Efficacy and side effects: More harm than good?
Whether the aforementioned agents can halt the progression of Alzheimer’s dementia or Parkinson’s disease for months or even a year cannot be clearly established, and whether they can improve quality of life, alleviate accompanying psychological symptoms such as depression or anxiety, or delay the point at which full inpatient care (i.e., nursing home care) becomes necessary has not been clarified or proven.
The data on side effects, however, are clear: the most common “adverse drug reactions encountered” with memantine are dizziness, headache, constipation, drowsiness, and elevated blood pressure. Side effects such as nausea, vomiting, and dizziness can also occur with donepezil, rivastigmine, and galantamine. They occur more frequently the higher the dose. Thus, depending on the active ingredient, about one to three out of 10 people get sick from the drugs or get diarrhea. In addition, there are side effects such as cardiac arrhythmias, heart attacks, states of agitation, hallucinations, muscle tremors, gait and speech disorders, and strokes. Increased deaths in the course of studies also occurred.

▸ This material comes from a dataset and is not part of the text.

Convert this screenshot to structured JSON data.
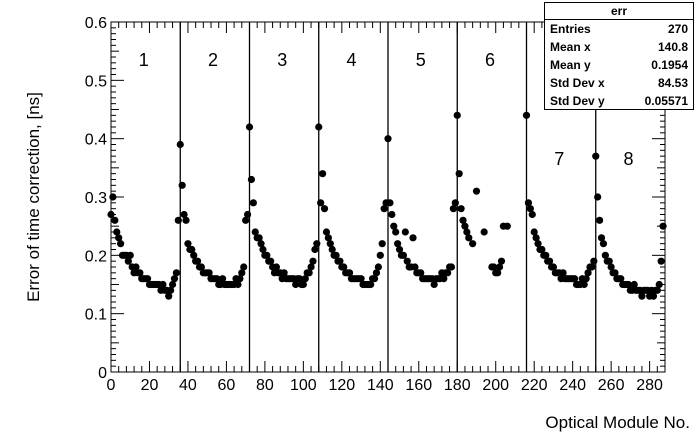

Probably for this reason, risperidone, for example, may be used, according to the drug regulatory agency, only when nondrug therapies have not worked and when sufferers could endanger themselves or others.
40% of all dementia sufferers receive antidementia drugs and antipsychotics
Many experts consider the use of psychotropic drugs in neurodegenerative diseases to be of high concern. In a recent interview dated September 26, 2022, the magazine “Apotheken Umschau” spoke with psychiatrist Dr. Sarah Kohl of Munich’s Klinikum rechts der Isar about the use of sedative psychotropic drugs in dementia. Dr. Kohl considers this practice to be questionable and wants to reduce the use of calming or sedating psychotropic drugs in people with dementia. In this interview, she summarizes the current situation and makes the case for more responsible and conscious use of psychotropic drugs in people with dementia: https://www.apotheken-umschau.de/pflege/pflegetipps/psychopharmaka-bei-demenz-dauerhafte-gabe-ist-ein-problem-898291.html
Transcranial Pulse Stimulation: clearly effective and ultimately free of side effects
In contrast, Transcranial Pulse Stimulation is a treatment method that has been increasingly tested and studied scientifically: The low-frequency shock wave pulses do not infiltrate the human organism like medicinal agents, which can influence all metabolic processes in the body in many ways – undesirable changes in metabolism included.

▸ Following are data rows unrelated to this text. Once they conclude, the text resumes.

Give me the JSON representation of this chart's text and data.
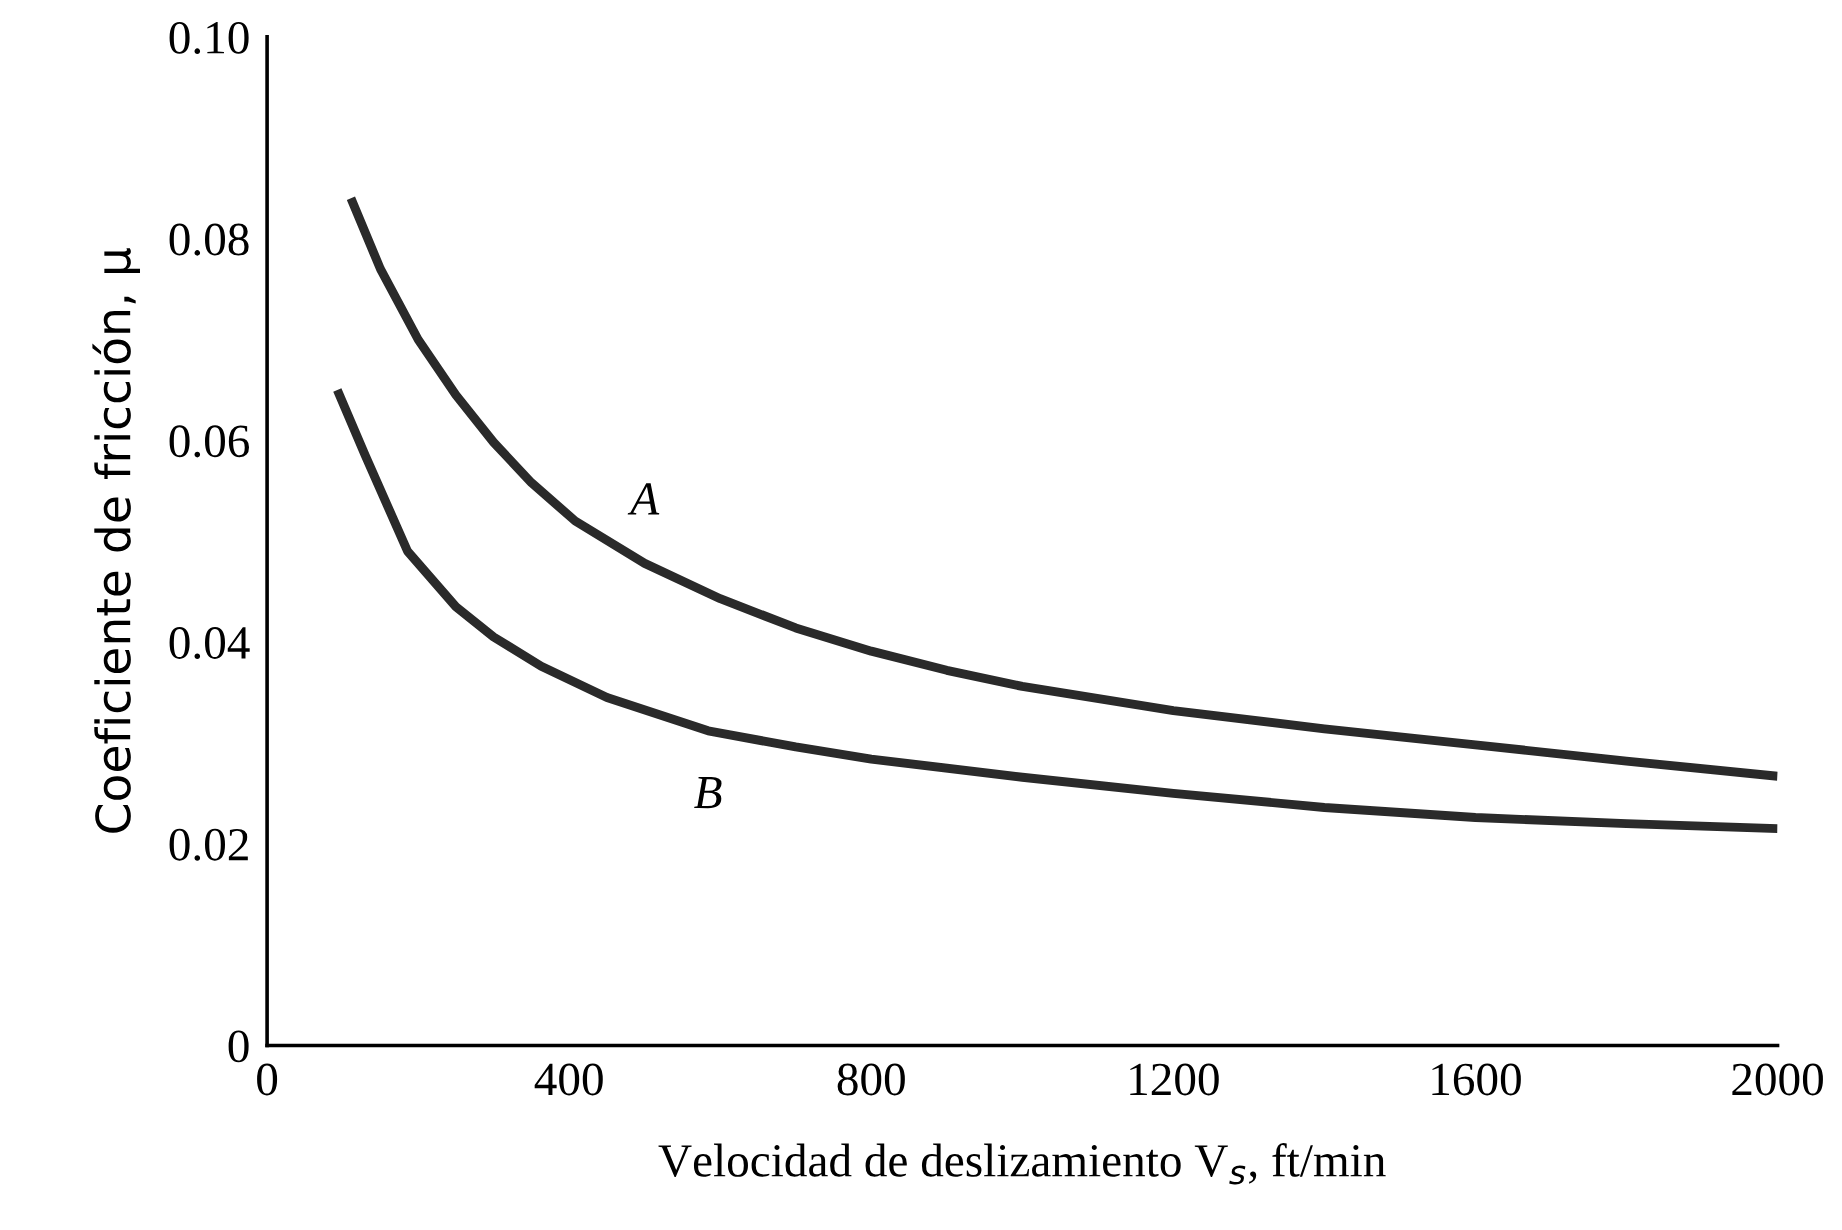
{
  "chart_data": {
    "type": "line",
    "xlabel": "Velocidad de deslizamiento V$_{s}$, ft/min",
    "ylabel": "Coeficiente de fricción, μ",
    "xlim": [
      0,
      2000
    ],
    "xticks": [
      0,
      400,
      800,
      1200,
      1600,
      2000
    ],
    "ylim": [
      0,
      0.1
    ],
    "yticks": [
      0,
      0.02,
      0.04,
      0.06,
      0.08,
      {
        "value": 0.1,
        "label": "0.10"
      }
    ],
    "grid": false,
    "marker": "none",
    "line_style": "solid",
    "series": [
      {
        "name": "A",
        "color": "#2a2a2a",
        "x": [
          111,
          150,
          200,
          250,
          300,
          350,
          408,
          500,
          600,
          700,
          800,
          900,
          1000,
          1200,
          1400,
          1600,
          1800,
          2000
        ],
        "values": [
          0.084,
          0.077,
          0.07,
          0.0645,
          0.0598,
          0.0558,
          0.052,
          0.0478,
          0.0443,
          0.0414,
          0.0391,
          0.0372,
          0.0356,
          0.0332,
          0.0314,
          0.0298,
          0.0282,
          0.0267
        ]
      },
      {
        "name": "B",
        "color": "#2a2a2a",
        "x": [
          93,
          130,
          186,
          250,
          300,
          363,
          450,
          584,
          700,
          800,
          1000,
          1200,
          1400,
          1600,
          1800,
          2000
        ],
        "values": [
          0.065,
          0.0585,
          0.049,
          0.0435,
          0.0405,
          0.0376,
          0.0345,
          0.0312,
          0.0296,
          0.0284,
          0.0266,
          0.025,
          0.0236,
          0.0226,
          0.022,
          0.0215
        ]
      }
    ]
  }
}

Instead, TPS activates and promotes the regenerative capacity of the brain and is thus a purely supportive procedure for the body’s own regulatory processes. In the meantime, researchers at the Medical University of Vienna have been able to prove this, thus confirming the thousands of experiences made in clinics and practices working with TPS, in which neither the physicians nor the patients or their relatives have ever noticed very brief light headaches or dizziness (see also: https://www.alzheimer-deutschland.de/aktuelles/kurzmeldungen/neue-daten-tps-therapie-sicher-gut-vertraeglich ).
In this context, Transcranial Pulse Stimulation is an additive form of treatment that is ergo used as a complementary measure to the patient:s existing medication. In order for those affected to benefit maximally from all available medical options, it would be desirable if particular care were taken in the choice and dose of medication and if TPS were, after all, added as a complementary therapeutic option.